Even more astonishingly, Prediction Guard’s streaming endpoints with Intel Gaudi 2 AI accelerators showed industry-leading latency. With the Neural-Chat-7B model, they observed an average time-to-first-token of only 174 milliseconds. With times ranging from 200 milliseconds to 3.68 seconds for a Neural-Chat-7B model, this metric which is crucial for real-time applications like chatbots matched or outperformed industry-leading cloud providers like Anyscale, Replicate, and Together AI as determined by LLMPerf benchmarks.
Time-to-first-token (for streaming use cases) and output token throughput (for high-throughput use cases like summarisation) are the two main measures used by the LLMPerf benchmark suite to assess LLM inference providers. On both fronts, the Prediction Guard AI-accelerated platform running on Intel Gaudi 2 CPUs produced outstanding results.

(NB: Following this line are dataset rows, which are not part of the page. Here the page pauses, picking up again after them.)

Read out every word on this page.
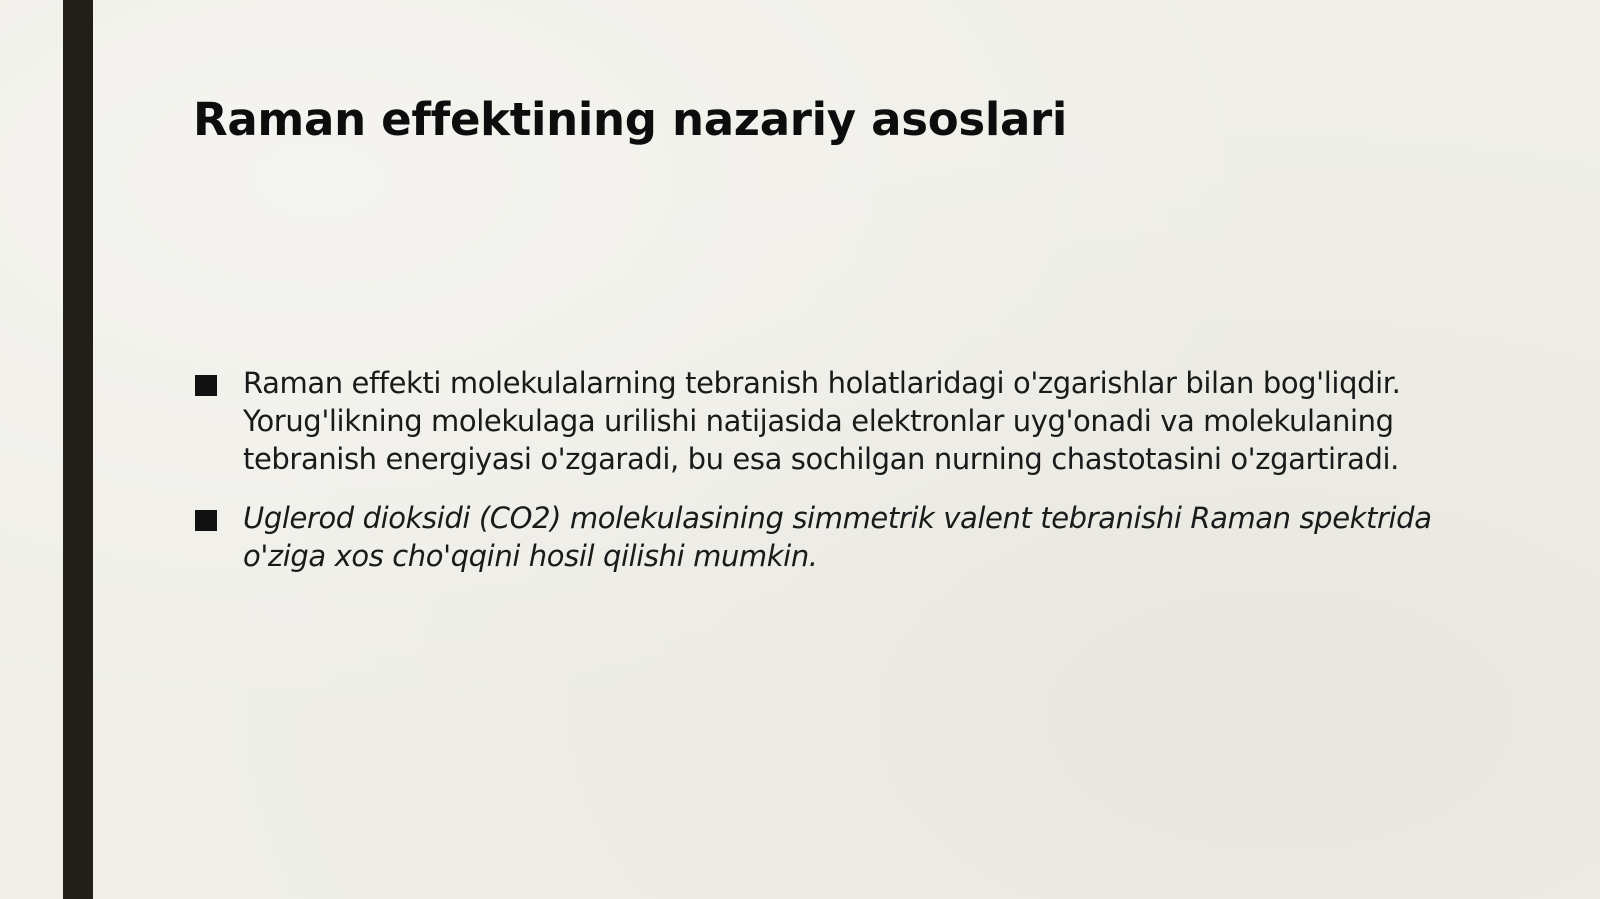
Raman effektining nazariy asoslari
Raman effekti molekulalarning tebranish holatlaridagi o'zgarishlar bilan bog'liqdir. Yorug'likning molekulaga urilishi natijasida elektronlar uyg'onadi va molekulaning tebranish energiyasi o'zgaradi, bu esa sochilgan nurning chastotasini o'zgartiradi.
Uglerod dioksidi (CO2) molekulasining simmetrik valent tebranishi Raman spektrida o'ziga xos cho'qqini hosil qilishi mumkin.
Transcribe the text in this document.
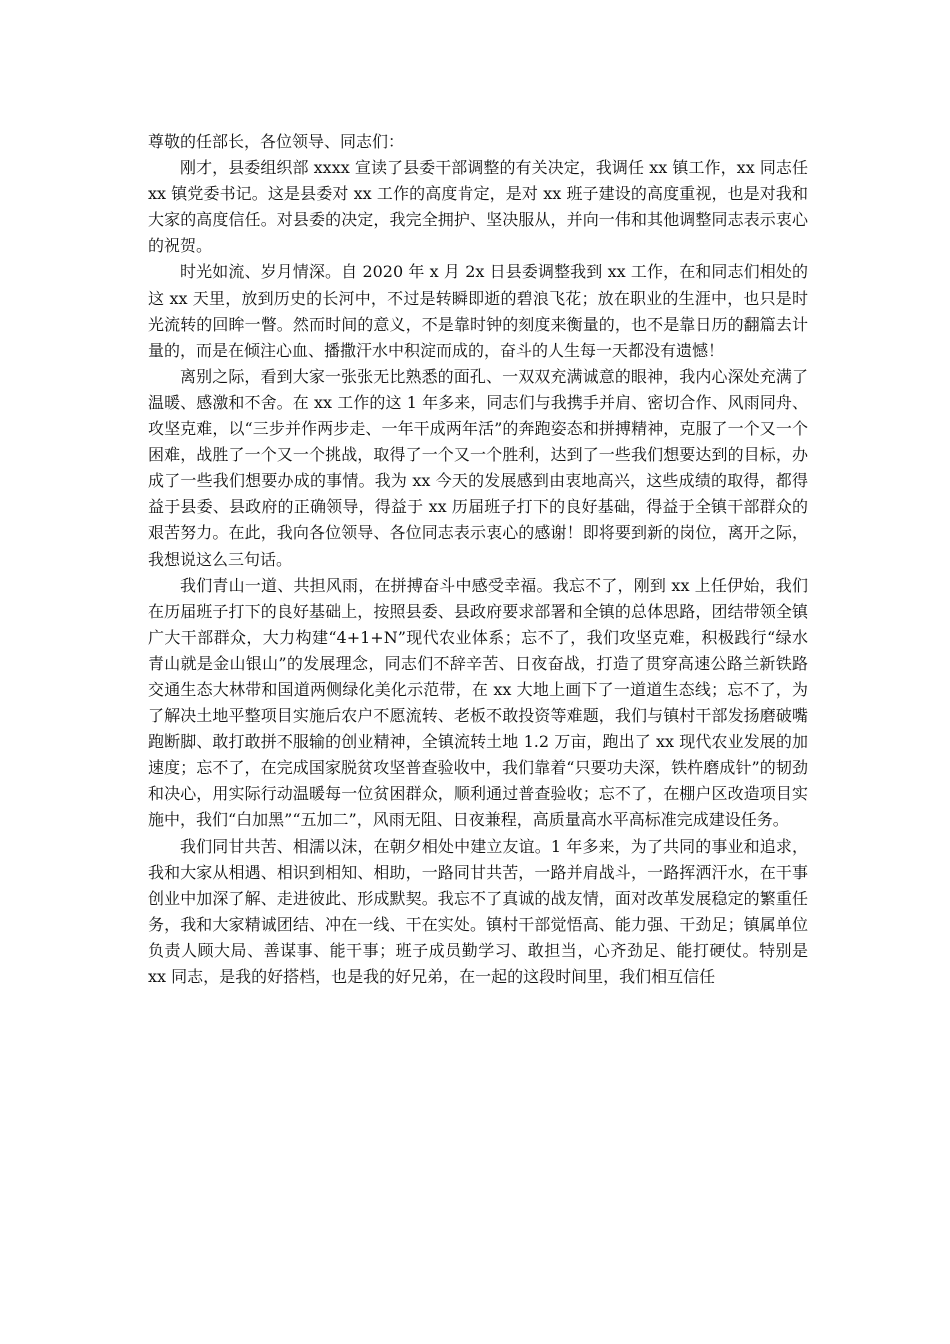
尊敬的任部长，各位领导、同志们：

刚才，县委组织部 xxxx 宣读了县委干部调整的有关决定，我调任 xx 镇工作，xx 同志任 xx 镇党委书记。这是县委对 xx 工作的高度肯定，是对 xx 班子建设的高度重视，也是对我和大家的高度信任。对县委的决定，我完全拥护、坚决服从，并向一伟和其他调整同志表示衷心的祝贺。

时光如流、岁月情深。自 2020 年 x 月 2x 日县委调整我到 xx 工作，在和同志们相处的这 xx 天里，放到历史的长河中，不过是转瞬即逝的碧浪飞花；放在职业的生涯中，也只是时光流转的回眸一瞥。然而时间的意义，不是靠时钟的刻度来衡量的，也不是靠日历的翻篇去计量的，而是在倾注心血、播撒汗水中积淀而成的，奋斗的人生每一天都没有遗憾！

离别之际，看到大家一张张无比熟悉的面孔、一双双充满诚意的眼神，我内心深处充满了温暖、感激和不舍。在 xx 工作的这 1 年多来，同志们与我携手并肩、密切合作、风雨同舟、攻坚克难，以“三步并作两步走、一年干成两年活”的奔跑姿态和拼搏精神，克服了一个又一个困难，战胜了一个又一个挑战，取得了一个又一个胜利，达到了一些我们想要达到的目标，办成了一些我们想要办成的事情。我为 xx 今天的发展感到由衷地高兴，这些成绩的取得，都得益于县委、县政府的正确领导，得益于 xx 历届班子打下的良好基础，得益于全镇干部群众的艰苦努力。在此，我向各位领导、各位同志表示衷心的感谢！即将要到新的岗位，离开之际，我想说这么三句话。

我们青山一道、共担风雨，在拼搏奋斗中感受幸福。我忘不了，刚到 xx 上任伊始，我们在历届班子打下的良好基础上，按照县委、县政府要求部署和全镇的总体思路，团结带领全镇广大干部群众，大力构建“4+1+N”现代农业体系；忘不了，我们攻坚克难，积极践行“绿水青山就是金山银山”的发展理念，同志们不辞辛苦、日夜奋战，打造了贯穿高速公路兰新铁路交通生态大林带和国道两侧绿化美化示范带，在 xx 大地上画下了一道道生态线；忘不了，为了解决土地平整项目实施后农户不愿流转、老板不敢投资等难题，我们与镇村干部发扬磨破嘴跑断脚、敢打敢拼不服输的创业精神，全镇流转土地 1.2 万亩，跑出了 xx 现代农业发展的加速度；忘不了，在完成国家脱贫攻坚普查验收中，我们靠着“只要功夫深，铁杵磨成针”的韧劲和决心，用实际行动温暖每一位贫困群众，顺利通过普查验收；忘不了，在棚户区改造项目实施中，我们“白加黑”“五加二”，风雨无阻、日夜兼程，高质量高水平高标准完成建设任务。

我们同甘共苦、相濡以沫，在朝夕相处中建立友谊。1 年多来，为了共同的事业和追求，我和大家从相遇、相识到相知、相助，一路同甘共苦，一路并肩战斗，一路挥洒汗水，在干事创业中加深了解、走进彼此、形成默契。我忘不了真诚的战友情，面对改革发展稳定的繁重任务，我和大家精诚团结、冲在一线、干在实处。镇村干部觉悟高、能力强、干劲足；镇属单位负责人顾大局、善谋事、能干事；班子成员勤学习、敢担当，心齐劲足、能打硬仗。特别是 xx 同志，是我的好搭档，也是我的好兄弟，在一起的这段时间里，我们相互信任
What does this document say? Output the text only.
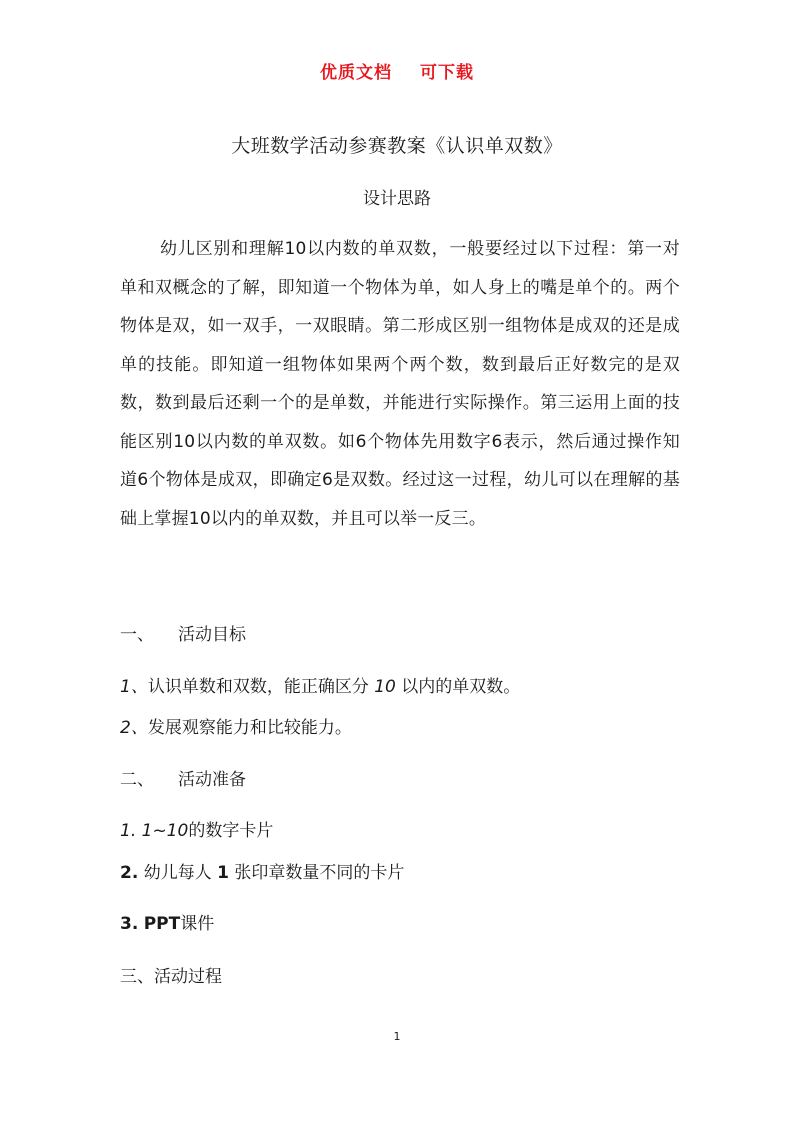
优质文档 可下载
大班数学活动参赛教案《认识单双数》
设计思路

幼儿区别和理解10以内数的单双数，一般要经过以下过程：第一对单和双概念的了解，即知道一个物体为单，如人身上的嘴是单个的。两个物体是双，如一双手，一双眼睛。第二形成区别一组物体是成双的还是成单的技能。即知道一组物体如果两个两个数，数到最后正好数完的是双数，数到最后还剩一个的是单数，并能进行实际操作。第三运用上面的技能区别10以内数的单双数。如6个物体先用数字6表示，然后通过操作知道6个物体是成双，即确定6是双数。经过这一过程，幼儿可以在理解的基础上掌握10以内的单双数，并且可以举一反三。

一、 活动目标
1、认识单数和双数，能正确区分 10 以内的单双数。
2、发展观察能力和比较能力。
二、 活动准备
1. 1~10的数字卡片
2. 幼儿每人 1 张印章数量不同的卡片
3. PPT课件
三、活动过程
1
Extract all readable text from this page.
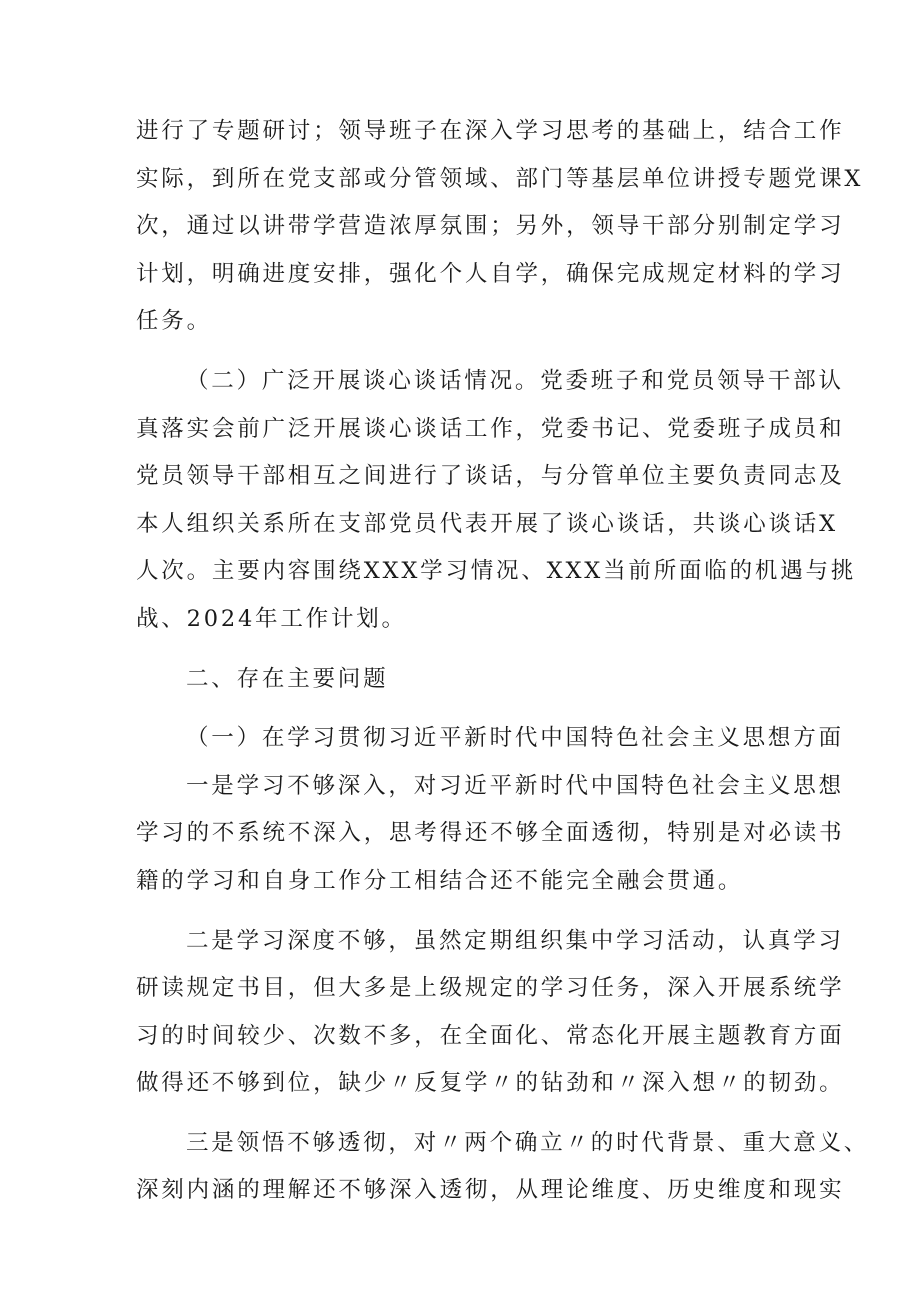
进行了专题研讨；领导班子在深入学习思考的基础上，结合工作
实际，到所在党支部或分管领域、部门等基层单位讲授专题党课X
次，通过以讲带学营造浓厚氛围；另外，领导干部分别制定学习
计划，明确进度安排，强化个人自学，确保完成规定材料的学习
任务。
（二）广泛开展谈心谈话情况。党委班子和党员领导干部认
真落实会前广泛开展谈心谈话工作，党委书记、党委班子成员和
党员领导干部相互之间进行了谈话，与分管单位主要负责同志及
本人组织关系所在支部党员代表开展了谈心谈话，共谈心谈话X
人次。主要内容围绕XXX学习情况、XXX当前所面临的机遇与挑
战、2024年工作计划。
二、存在主要问题
（一）在学习贯彻习近平新时代中国特色社会主义思想方面
一是学习不够深入，对习近平新时代中国特色社会主义思想
学习的不系统不深入，思考得还不够全面透彻，特别是对必读书
籍的学习和自身工作分工相结合还不能完全融会贯通。
二是学习深度不够，虽然定期组织集中学习活动，认真学习
研读规定书目，但大多是上级规定的学习任务，深入开展系统学
习的时间较少、次数不多，在全面化、常态化开展主题教育方面
做得还不够到位，缺少〃反复学〃的钻劲和〃深入想〃的韧劲。
三是领悟不够透彻，对〃两个确立〃的时代背景、重大意义、
深刻内涵的理解还不够深入透彻，从理论维度、历史维度和现实
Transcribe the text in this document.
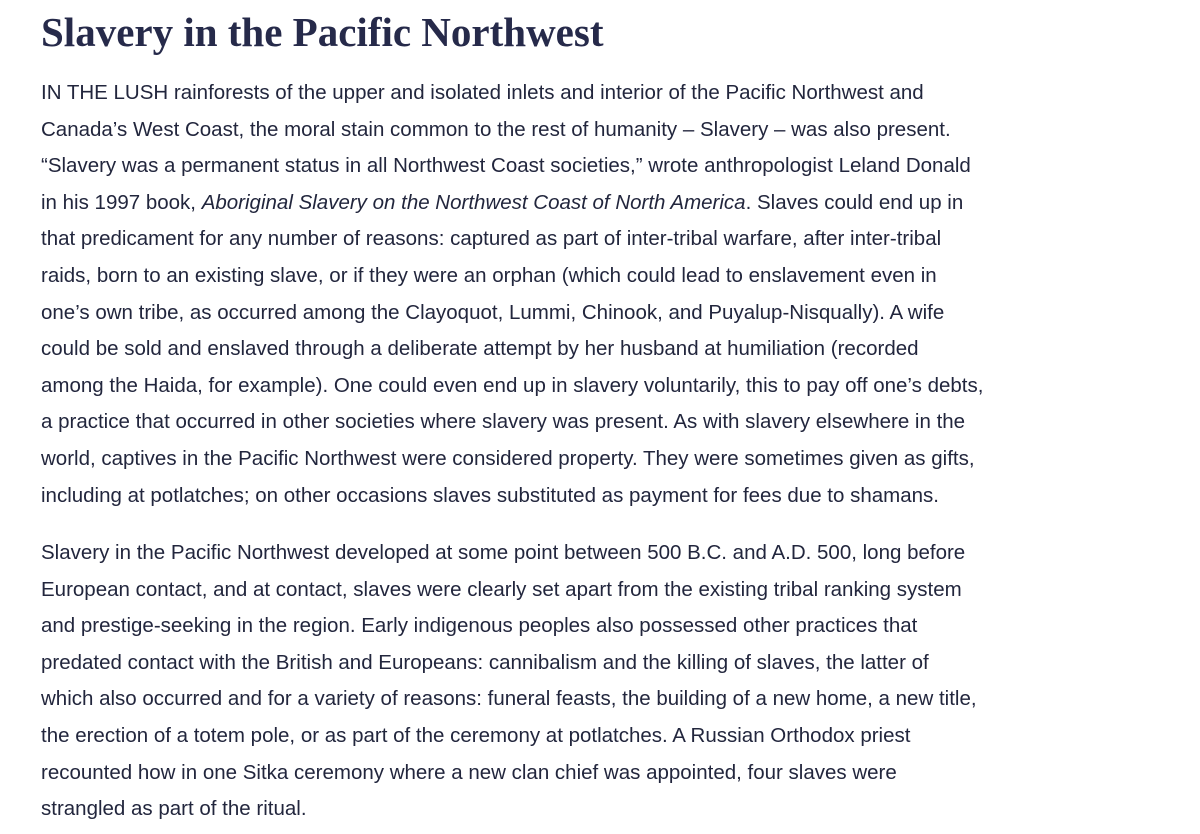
Slavery in the Pacific Northwest

IN THE LUSH rainforests of the upper and isolated inlets and interior of the Pacific Northwest and
Canada’s West Coast, the moral stain common to the rest of humanity – Slavery – was also present.
“Slavery was a permanent status in all Northwest Coast societies,” wrote anthropologist Leland Donald
in his 1997 book, Aboriginal Slavery on the Northwest Coast of North America. Slaves could end up in
that predicament for any number of reasons: captured as part of inter-tribal warfare, after inter-tribal
raids, born to an existing slave, or if they were an orphan (which could lead to enslavement even in
one’s own tribe, as occurred among the Clayoquot, Lummi, Chinook, and Puyalup-Nisqually). A wife
could be sold and enslaved through a deliberate attempt by her husband at humiliation (recorded
among the Haida, for example). One could even end up in slavery voluntarily, this to pay off one’s debts,
a practice that occurred in other societies where slavery was present. As with slavery elsewhere in the
world, captives in the Pacific Northwest were considered property. They were sometimes given as gifts,
including at potlatches; on other occasions slaves substituted as payment for fees due to shamans.

Slavery in the Pacific Northwest developed at some point between 500 B.C. and A.D. 500, long before
European contact, and at contact, slaves were clearly set apart from the existing tribal ranking system
and prestige-seeking in the region. Early indigenous peoples also possessed other practices that
predated contact with the British and Europeans: cannibalism and the killing of slaves, the latter of
which also occurred and for a variety of reasons: funeral feasts, the building of a new home, a new title,
the erection of a totem pole, or as part of the ceremony at potlatches. A Russian Orthodox priest
recounted how in one Sitka ceremony where a new clan chief was appointed, four slaves were
strangled as part of the ritual.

Prediction Guard demonstrated the scalability of their technology by assisting over 4,500 participants over three significant hackathons, in addition to powering their enterprise customer applications. These included 1,500 students from Stanford University’s TreeHacks event, 2,000 global developers from Intel’s Advent of GenAI Hackathon, and 1,000 students from Purdue University’s Data 4 Good Case Competition. Prediction Guard installations on Intel Gaudi 2 processors managed the load with ease even during periods of high demand.
In summary
By being the first to deploy LLM on Intel Gaudi 2 AI accelerators and to carefully design optimisations related to batching, load balancing, static shaping, and hyperparameters, Prediction Guard has completely changed the language AI environment. They have succeeded in reaching previously unreachable performance and scalability levels through their dedication to efficiency and innovation.
Prediction Guard has established itself as the front-runner in safe, high-performance language artificial intelligence (AI) solutions suitable for enterprise adoption across a range of industries by seamlessly fusing data privacy safeguards with cutting-edge LLM inference capabilities driven by Intel Gaudi 2 processors.